Roofing contractor, Caldwell’s Roofing, recently ran into an unusual window leak from a window installed by someone else. Everything looked like it had been installed correctly, but the owner kept getting water pooling on the sill of the window when it rained.
A local glass specialist had been called out and had determined that there was nothing wrong with the window itself. As a roofing contractor, Caldwell’s Roofing could see that there was no possibility of a roof leak causing the problem. So, with the customer intent on getting to the bottom of the matter, Caldwell’s Roofing did a bit of research and proceeded to remove the vinyl siding from around the window.
Clear Window Tape – Not the Best Option
One thing that Caldwell’s Roofing noticed immediately, after removing the siding, was the use of clear window tape to “seal” the window. The problem with this is, as the siding is nailed on, the nails create leak-spots through the tape. When water runs behind the siding (as it always does for vinyl), a small amount of water can wick through the nail holes (as opposed to when an asphaltic-backed, silver-foil style window tape is used, in which case the asphalt “seals” around any nails).
But what’s more (and perhaps more applicable in this case) was that the clear window tape tears easily. Near the top left corner, we found two large tears in the tape that may have been the source of the leak. Underneath the tape, many of the nails securing the window to the wall had rust stains on their heads, indicative of leaking water. The fact that other of the window nails were still perfectly shiny proved that the rusty nails had not rusted during the exposed period of construction of the home (in fact, workers often tape windows the same day they install them).
A Cracked Window Flange – Another Problem Area
Caldwell’s Roofing also discovered, after removing the siding, that the bottom right corner of the window had a hole/crack in it, probably due to a missed hammer-swing or brittleness due to cold weather during installation.

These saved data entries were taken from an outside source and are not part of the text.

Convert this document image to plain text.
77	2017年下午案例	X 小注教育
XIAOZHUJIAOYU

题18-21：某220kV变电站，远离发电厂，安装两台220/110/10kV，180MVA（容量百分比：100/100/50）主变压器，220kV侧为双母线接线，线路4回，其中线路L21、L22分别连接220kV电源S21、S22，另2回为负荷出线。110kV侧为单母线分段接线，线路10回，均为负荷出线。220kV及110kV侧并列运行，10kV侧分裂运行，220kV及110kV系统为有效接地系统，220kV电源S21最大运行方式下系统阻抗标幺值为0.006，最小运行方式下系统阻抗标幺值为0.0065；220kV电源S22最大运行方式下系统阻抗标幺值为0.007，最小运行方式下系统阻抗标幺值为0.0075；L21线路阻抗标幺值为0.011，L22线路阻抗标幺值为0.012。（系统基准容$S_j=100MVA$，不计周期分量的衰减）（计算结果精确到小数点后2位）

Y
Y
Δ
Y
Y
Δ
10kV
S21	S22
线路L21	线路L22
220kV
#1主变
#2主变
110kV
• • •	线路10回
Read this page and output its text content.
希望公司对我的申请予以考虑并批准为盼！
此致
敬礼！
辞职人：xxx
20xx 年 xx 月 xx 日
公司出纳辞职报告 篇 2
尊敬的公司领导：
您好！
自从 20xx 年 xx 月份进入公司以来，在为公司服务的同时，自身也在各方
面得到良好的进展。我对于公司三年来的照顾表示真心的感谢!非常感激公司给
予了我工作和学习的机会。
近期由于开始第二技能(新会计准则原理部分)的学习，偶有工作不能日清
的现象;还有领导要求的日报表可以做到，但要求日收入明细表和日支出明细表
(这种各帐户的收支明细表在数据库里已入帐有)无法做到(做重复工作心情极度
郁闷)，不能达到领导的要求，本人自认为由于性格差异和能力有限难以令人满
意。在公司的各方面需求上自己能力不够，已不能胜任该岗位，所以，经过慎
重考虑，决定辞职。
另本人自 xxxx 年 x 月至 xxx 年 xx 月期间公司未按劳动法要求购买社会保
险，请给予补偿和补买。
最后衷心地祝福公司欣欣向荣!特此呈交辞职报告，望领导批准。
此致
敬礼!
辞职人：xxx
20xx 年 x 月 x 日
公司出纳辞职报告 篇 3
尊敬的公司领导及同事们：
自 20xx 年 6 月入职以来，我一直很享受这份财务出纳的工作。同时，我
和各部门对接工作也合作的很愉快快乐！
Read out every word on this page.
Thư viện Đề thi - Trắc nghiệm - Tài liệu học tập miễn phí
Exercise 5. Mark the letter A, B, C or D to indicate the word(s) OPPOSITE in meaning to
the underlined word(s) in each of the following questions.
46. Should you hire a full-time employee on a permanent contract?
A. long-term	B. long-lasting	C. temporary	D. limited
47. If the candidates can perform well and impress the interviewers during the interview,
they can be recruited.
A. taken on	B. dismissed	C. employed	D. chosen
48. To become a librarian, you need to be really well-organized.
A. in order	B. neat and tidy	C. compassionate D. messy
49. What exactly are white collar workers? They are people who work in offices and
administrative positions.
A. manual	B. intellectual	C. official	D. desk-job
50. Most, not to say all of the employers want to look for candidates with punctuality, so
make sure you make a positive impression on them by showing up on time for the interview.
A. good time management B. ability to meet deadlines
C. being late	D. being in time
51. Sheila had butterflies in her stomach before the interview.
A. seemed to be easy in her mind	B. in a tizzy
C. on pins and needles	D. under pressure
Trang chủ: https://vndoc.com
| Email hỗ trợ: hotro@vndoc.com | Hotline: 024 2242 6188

This is where we found the most evidence of water – the OSB substrate was badly stained here. Often in residential construction, things like this are “rushed” through, and it comes back to bite the homeowner later on. If homeowners insisted on quality (even at a slightly higher cost), they could save themselves some pain down the line.
Troubleshooting a Difficult Window Leak – Messy Taping/Housewrap at Top of Window
Caldwell’s Roofing further found that at the top of the window, the housewrap was going over the window flange in most spots (good), but under it near the center (bad). A joint in the siding near this area may have allowed water to get in behind the window’s top flange, travel through the window, and come out atop the bottom window sill. Also, the tape had tears, staples, nail holes, and wiggles that may have allowed water through. Caldwell’s Roofing cut the housewrap and clear window tape back two inches from the outer edge of the window flange, all the way around the window, and replaced it with 6″-wide, asphaltic-based, silver-foil style window tape. This tape should do a better job of sealing the few siding nails that are close to the vicinity of the window. Also, it did a great job of not tearing.
Because this window was a “triple window” on a large dormer, and there wasn’t much siding area around the window, we went ahead and taped the entire wall, lapping the tape always in a water-shedding fashion. Normally you don’t tape your whole wall, but here, as soon as you’ve taped your window sides, and your dormer corners (dark brown in photo, and not yet taped), you’ve taped the whole thing! We also taped the side laps such that they would lap over the top of the bottom piece of siding. This enables the water (that wicks over from the edge of the window and gets behind the siding) to be diverted back out to the front of the siding. Here’s a closer picture of that:
The jury’s still out on whether solving these three leak spots will remedy the strange water-pooling-on-window-sill occurrence, but Caldwell’s Roofing thinks it will. The job was done today, and we’ll update you as soon as a good heavy rain comes.